Buttermilk Pancake Recipe
User Reviews
5
Buttermilk Pancake Recipe
Description
The recipe combines buttermilk and eggs with vegetable oil and vanilla, then gently mixes these wet ingredients into a dry blend of flour, sugar, baking soda, baking powder, and salt. The batter is lumpy but well incorporated to avoid toughness. Cooking is done on a medium-heated greased skillet, using a quarter cup of batter per pancake. The first side cooks until bubbles form and edges set, then flipping to finish until golden brown. The result is pancakes with a tender texture and lightly crisp surface.

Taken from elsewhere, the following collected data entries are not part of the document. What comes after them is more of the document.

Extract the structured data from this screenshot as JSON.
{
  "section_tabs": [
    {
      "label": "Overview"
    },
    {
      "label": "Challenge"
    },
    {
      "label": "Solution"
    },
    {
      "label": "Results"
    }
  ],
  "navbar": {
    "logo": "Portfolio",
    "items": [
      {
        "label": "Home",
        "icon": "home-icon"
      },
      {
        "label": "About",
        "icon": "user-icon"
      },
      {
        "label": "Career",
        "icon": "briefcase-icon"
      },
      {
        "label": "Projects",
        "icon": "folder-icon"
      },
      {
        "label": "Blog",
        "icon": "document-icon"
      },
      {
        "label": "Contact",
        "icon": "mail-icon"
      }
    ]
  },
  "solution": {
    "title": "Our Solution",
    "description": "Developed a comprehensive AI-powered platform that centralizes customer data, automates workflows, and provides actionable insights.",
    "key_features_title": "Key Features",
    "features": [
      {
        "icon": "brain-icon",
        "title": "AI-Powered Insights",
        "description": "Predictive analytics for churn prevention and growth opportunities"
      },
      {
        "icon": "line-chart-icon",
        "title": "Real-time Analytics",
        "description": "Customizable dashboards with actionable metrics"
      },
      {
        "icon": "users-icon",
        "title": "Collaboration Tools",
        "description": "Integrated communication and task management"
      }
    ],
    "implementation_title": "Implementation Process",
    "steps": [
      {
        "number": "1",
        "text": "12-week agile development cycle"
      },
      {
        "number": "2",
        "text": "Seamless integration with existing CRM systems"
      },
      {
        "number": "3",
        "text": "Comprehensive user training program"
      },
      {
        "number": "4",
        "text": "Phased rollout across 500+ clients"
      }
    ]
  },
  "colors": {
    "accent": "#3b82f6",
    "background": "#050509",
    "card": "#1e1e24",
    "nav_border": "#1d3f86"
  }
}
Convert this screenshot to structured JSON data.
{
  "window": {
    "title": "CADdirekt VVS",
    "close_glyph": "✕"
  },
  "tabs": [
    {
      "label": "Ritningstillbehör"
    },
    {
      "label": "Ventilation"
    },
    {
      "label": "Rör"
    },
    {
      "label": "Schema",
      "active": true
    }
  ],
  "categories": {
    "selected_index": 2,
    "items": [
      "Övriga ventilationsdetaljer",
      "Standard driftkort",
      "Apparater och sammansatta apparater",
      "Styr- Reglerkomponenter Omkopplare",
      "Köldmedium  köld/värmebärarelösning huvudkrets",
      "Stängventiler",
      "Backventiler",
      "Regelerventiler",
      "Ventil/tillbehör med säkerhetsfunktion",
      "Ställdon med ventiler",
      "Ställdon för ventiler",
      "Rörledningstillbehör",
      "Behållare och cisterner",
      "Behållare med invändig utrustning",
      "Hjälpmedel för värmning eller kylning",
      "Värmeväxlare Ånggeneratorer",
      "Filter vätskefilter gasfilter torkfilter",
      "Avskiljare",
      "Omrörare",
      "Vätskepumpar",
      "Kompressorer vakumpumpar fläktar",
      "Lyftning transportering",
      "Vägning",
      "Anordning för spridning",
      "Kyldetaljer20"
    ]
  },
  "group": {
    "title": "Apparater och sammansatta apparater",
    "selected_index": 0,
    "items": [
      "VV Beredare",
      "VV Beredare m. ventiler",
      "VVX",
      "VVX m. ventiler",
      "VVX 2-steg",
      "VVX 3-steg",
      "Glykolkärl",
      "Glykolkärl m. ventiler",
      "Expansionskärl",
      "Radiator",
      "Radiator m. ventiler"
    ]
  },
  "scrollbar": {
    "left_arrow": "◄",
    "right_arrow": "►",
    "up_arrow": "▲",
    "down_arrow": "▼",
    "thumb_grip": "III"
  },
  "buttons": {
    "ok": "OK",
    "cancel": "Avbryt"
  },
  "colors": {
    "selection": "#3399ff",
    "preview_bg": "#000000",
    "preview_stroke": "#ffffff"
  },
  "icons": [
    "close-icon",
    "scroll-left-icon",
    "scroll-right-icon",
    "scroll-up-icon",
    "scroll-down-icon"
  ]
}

These pancakes can be enjoyed plain or paired with a variety of toppings such as syrup, fresh fruit, or yogurt. Their balanced flavor and softness make them versatile for breakfast or brunch menus.
For substitutions, any neutral vegetable oil can be used. The batter should be mixed by hand to prevent overmixing, which can cause a dense texture. If buttermilk is unavailable, homemade substitutes can be made. Nutrition values are approximate.
Ingredients
- 4 cups buttermilk low-fat ok
- 2 egg large
- 1/4 cup vegetable oil
- 1 teaspoon vanilla extract
- 3 cups all-purpose flour
- 2 tablespoons granulated sugar
- 1 teaspoon baking soda
- 2 teaspoons baking powder
- 1/2 teaspoon salt
- butter
- oil
- nonstick cooking spray
Instructions
- Whisk buttermilk and eggs together in a large bowl.
- Stir in oil and vanilla until combined.
- Whisk flour, sugar, baking soda, baking powder, and salt together until just combined (batter may still be a bit lumpy but shouldn't have large lumps). Do not overmix.
- Heat a large skillet over medium heat.
- Grease the skillet using butter, oil, or nonstick cooking spray.
- Using 1/4 cup measuring cup, portion batter into pan in 4 places.
- Cook until edges are set, first side is golden brown, and bubbles on surface are just beginning to break, 2-3 minutes.
- Flip pancakes and continue to cook until second side is golden brown, 1-2 minutes longer.
Notes
- If you lack buttermilk, a homemade substitute can be used for similar results.
- Use any neutral oil like canola, olive, or vegetable oil for the batter.
- Mix the batter gently by hand to avoid overmixing, which can make pancakes dense.
- Nutrition values provided are estimates.
Nutrition Information
Show DetailsNutrition Facts
Serving: 28pancakes
Amount Per Serving
Calories 93 kcal
% Daily Value*
| Serving | 1pancake | |
| Calories | 93kcal | 5% |
| Carbohydrates | 12g | 4% |
| Protein | 2g | 4% |
| Fat | 3g | 5% |
| Saturated Fat | 1g | 5% |
| Cholesterol | 19mg | 6% |
| Sodium | 136mg | 6% |
| Potassium | 93mg | 2% |
| Sugar | 2g | 4% |
| Vitamin A | 125IU | 3% |
| Calcium | 56mg | 6% |
| Iron | 0.7mg | 4% |
* Percent Daily Values are based on a 2,000 calorie diet.